France might win this World Cup because they are the rare favorite that does not need to win your imagination first.

That sounds like a backhanded compliment, but it is really the Didier Deschamps case. Since 2018, every France tournament has been litigated like a national philosophy exam: too cautious, too reliant on moments, too allergic to spectacle. And yet the same coach has repeatedly built teams that understand tournament oxygen better than almost anyone. France do not panic if a match turns ugly. They do not need 70 minutes of dominance to believe they are in control. They can spend half an hour looking ordinary, then kill you with one transition, one wide overload, one Mbappe run that changes the geometry of the whole stadium.

The lazy version is “France have Mbappe, therefore France can win.” True, but too small. Mbappe is the gravity. He bends defensive lines, media attention, and dressing-room hierarchy. But the stronger French argument is what now orbits him. Deschamps has brought an attack-heavy group, and the local debate has already gone there: is this finally the version where France lean into Dembele, Olise, Doue, Cherki, Barcola and the rest, or does the old tournament governor kick back in?

That is not a weakness by itself. In a 48-team World Cup stretched across North America, depth is not a luxury detail; it is survival equipment. Heat, travel, recovery gaps, suspensions, extra knockout rounds, and emotional drag will make benches matter. France can change the rhythm of a game without changing the basic identity of the team. They can add a dribbler, a runner, a second creator, a more conservative full-back, a fresh midfielder. Most contenders have a best XI. France have arguments on the bench that would start elsewhere.

The danger is balance. Nine attackers can be abundance or instability. If France become a track-meet team, they invite the one thing Deschamps usually refuses: chaos on the opponent’s terms. The midfield has to be more than a service corridor to the front line. The rest defence has to survive the excitement. The full-backs cannot spend the tournament recovering into emergency sprints.

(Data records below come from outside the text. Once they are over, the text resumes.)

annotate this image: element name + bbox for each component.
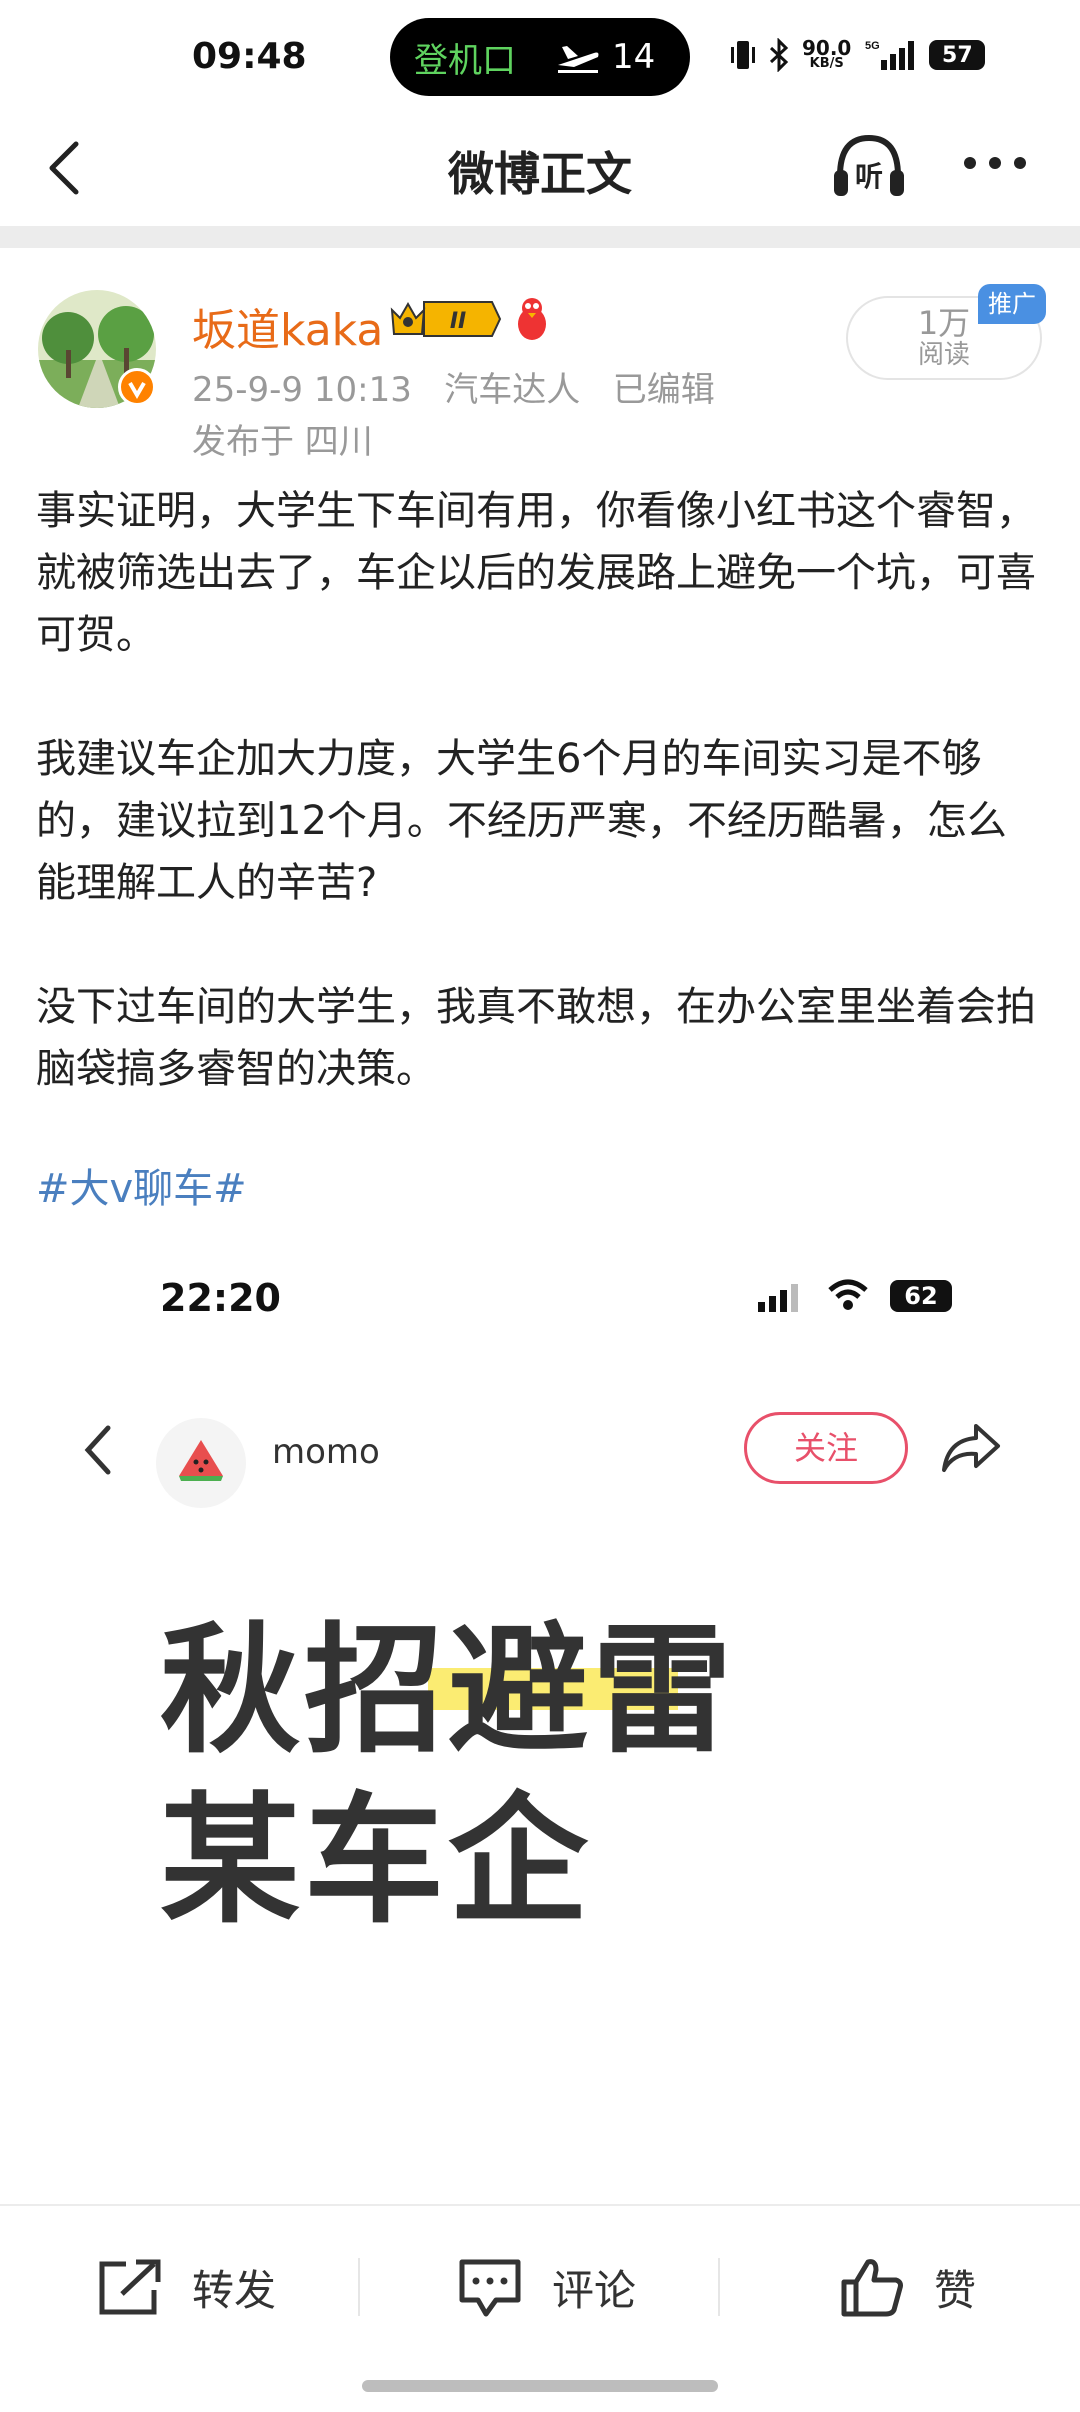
dynamic-island[interactable]: 登机口 14 bbox=[390, 18, 690, 96]
vibrate-icon bbox=[731, 41, 755, 69]
network-type: 5G bbox=[865, 40, 880, 52]
comment-label: 评论 bbox=[552, 2265, 637, 2315]
like-button[interactable]: 赞 bbox=[838, 2252, 976, 2322]
like-label: 赞 bbox=[934, 2265, 977, 2315]
page-title: 微博正文 bbox=[448, 147, 632, 201]
post-paragraph: 没下过车间的大学生，我真不敢想，在办公室里坐着会拍脑袋搞多睿智的决策。 bbox=[36, 984, 1036, 1092]
comment-button[interactable]: 评论 bbox=[456, 2252, 636, 2322]
comment-icon bbox=[459, 2259, 521, 2317]
divider bbox=[718, 2258, 720, 2316]
author-name[interactable]: 坂道kaka bbox=[192, 294, 383, 358]
battery-indicator: 57 bbox=[929, 40, 986, 70]
rank-badge-text: II bbox=[450, 309, 466, 334]
net-speed: 90.0 KB/S bbox=[802, 36, 852, 71]
nav-bar: 微博正文 听 bbox=[0, 120, 1080, 226]
embedded-share-icon bbox=[942, 1424, 1000, 1472]
status-icons: 90.0 KB/S 5G 57 bbox=[730, 36, 986, 72]
listen-label: 听 bbox=[855, 160, 883, 193]
topic-hashtag-link[interactable]: #大v聊车# bbox=[36, 1156, 247, 1214]
post-body: 事实证明，大学生下车间有用，你看像小红书这个睿智，就被筛选出去了，车企以后的发展… bbox=[36, 480, 1046, 1162]
embedded-signal-icon bbox=[758, 1284, 798, 1312]
more-icon[interactable] bbox=[960, 148, 1030, 178]
read-count-label: 阅读 bbox=[917, 340, 970, 370]
promote-tag[interactable]: 推广 bbox=[978, 284, 1046, 324]
home-indicator[interactable] bbox=[362, 2380, 718, 2392]
embedded-wifi-icon bbox=[828, 1279, 868, 1310]
cellular-signal-icon: 5G bbox=[865, 40, 915, 70]
embedded-avatar bbox=[156, 1418, 246, 1508]
headphones-listen-icon[interactable]: 听 bbox=[828, 126, 910, 208]
embedded-user-name: momo bbox=[272, 1432, 380, 1472]
divider bbox=[358, 2258, 360, 2316]
crown-rank-badge-icon: II bbox=[390, 301, 502, 337]
embedded-battery: 62 bbox=[890, 1280, 952, 1312]
watermelon-icon bbox=[179, 1440, 223, 1481]
status-bar: 09:48 登机口 14 90.0 KB/S 5G 57 bbox=[0, 0, 1080, 120]
post-image[interactable]: 22:20 62 momo 关注 秋招避雷 某车企 bbox=[0, 1228, 1080, 2208]
airplane-icon bbox=[558, 46, 599, 73]
bluetooth-icon bbox=[769, 38, 789, 72]
embedded-status-time: 22:20 bbox=[160, 1276, 281, 1320]
bottom-action-bar: 转发 评论 赞 bbox=[0, 2204, 1080, 2412]
post-meta: 25-9-9 10:13 汽车达人 已编辑 bbox=[192, 370, 715, 410]
island-number: 14 bbox=[612, 37, 656, 77]
status-time: 09:48 bbox=[192, 36, 307, 77]
section-divider bbox=[0, 226, 1080, 248]
post-paragraph: 我建议车企加大力度，大学生6个月的车间实习是不够的，建议拉到12个月。不经历严寒… bbox=[36, 736, 1007, 906]
verified-badge-icon bbox=[118, 368, 156, 406]
repost-icon bbox=[99, 2259, 161, 2315]
island-label: 登机口 bbox=[414, 40, 516, 81]
embedded-headline-line2: 某车企 bbox=[160, 1780, 593, 1943]
embedded-follow-button: 关注 bbox=[744, 1412, 908, 1484]
thumbs-up-icon bbox=[841, 2259, 903, 2317]
repost-label: 转发 bbox=[192, 2265, 277, 2315]
post-location: 发布于 四川 bbox=[192, 422, 373, 462]
repost-button[interactable]: 转发 bbox=[96, 2252, 276, 2322]
mascot-icon bbox=[518, 298, 546, 340]
net-speed-value: 90.0 bbox=[802, 36, 852, 60]
post-paragraph: 事实证明，大学生下车间有用，你看像小红书这个睿智，就被筛选出去了，车企以后的发展… bbox=[36, 488, 1036, 658]
embedded-back-icon bbox=[84, 1425, 111, 1475]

But this is exactly why France are such a believable winner. Their best version is not champagne football. It is controlled violence: enough creators to scare every opponent, enough structure to make the game feel narrower than it is, enough institutional memory to accept that ugly minutes count the same as beautiful ones.

France will not win because they are the deepest squad in Europe. They will win if Deschamps turns that depth into a temperature dial. Mbappe gives them the explosion. The bench gives them answers. The coach gives them the permission to be ruthless instead of romantic. For this France, pragmatism is not cowardice. It is the trophy route.

France’s case is real, but Argentina should not pretend Deschamps has a monopoly on tournament control. The French argument says Mbappe changes the geometry and the bench gives Deschamps a temperature dial. Fine. Argentina’s answer is that Scaloni has spent an entire cycle teaching his team to live inside different games without losing its emotional center.

That matters because France’s danger is also France’s invitation. If all that attacking depth becomes a race, Argentina do not have to win a highlights contest; they have to make the match feel like a public argument France cannot rush. De Paul, Enzo and Mac Allister are not a museum midfield around Messi. They are the bargain: legs, fouls, pauses, second balls, and enough passing quality to decide when the game breathes.

Mbappe is the one French player who can make every plan look naive. No Argentine reply should dodge that. But Argentina’s defending crown was built on managing those emotional weather systems: Dibu’s edge, Messi’s final-era clarity, Scaloni’s refusal to confuse calm with passivity.

France can win ugly. Argentina already proved they can win while the whole world tries to drag them into chaos.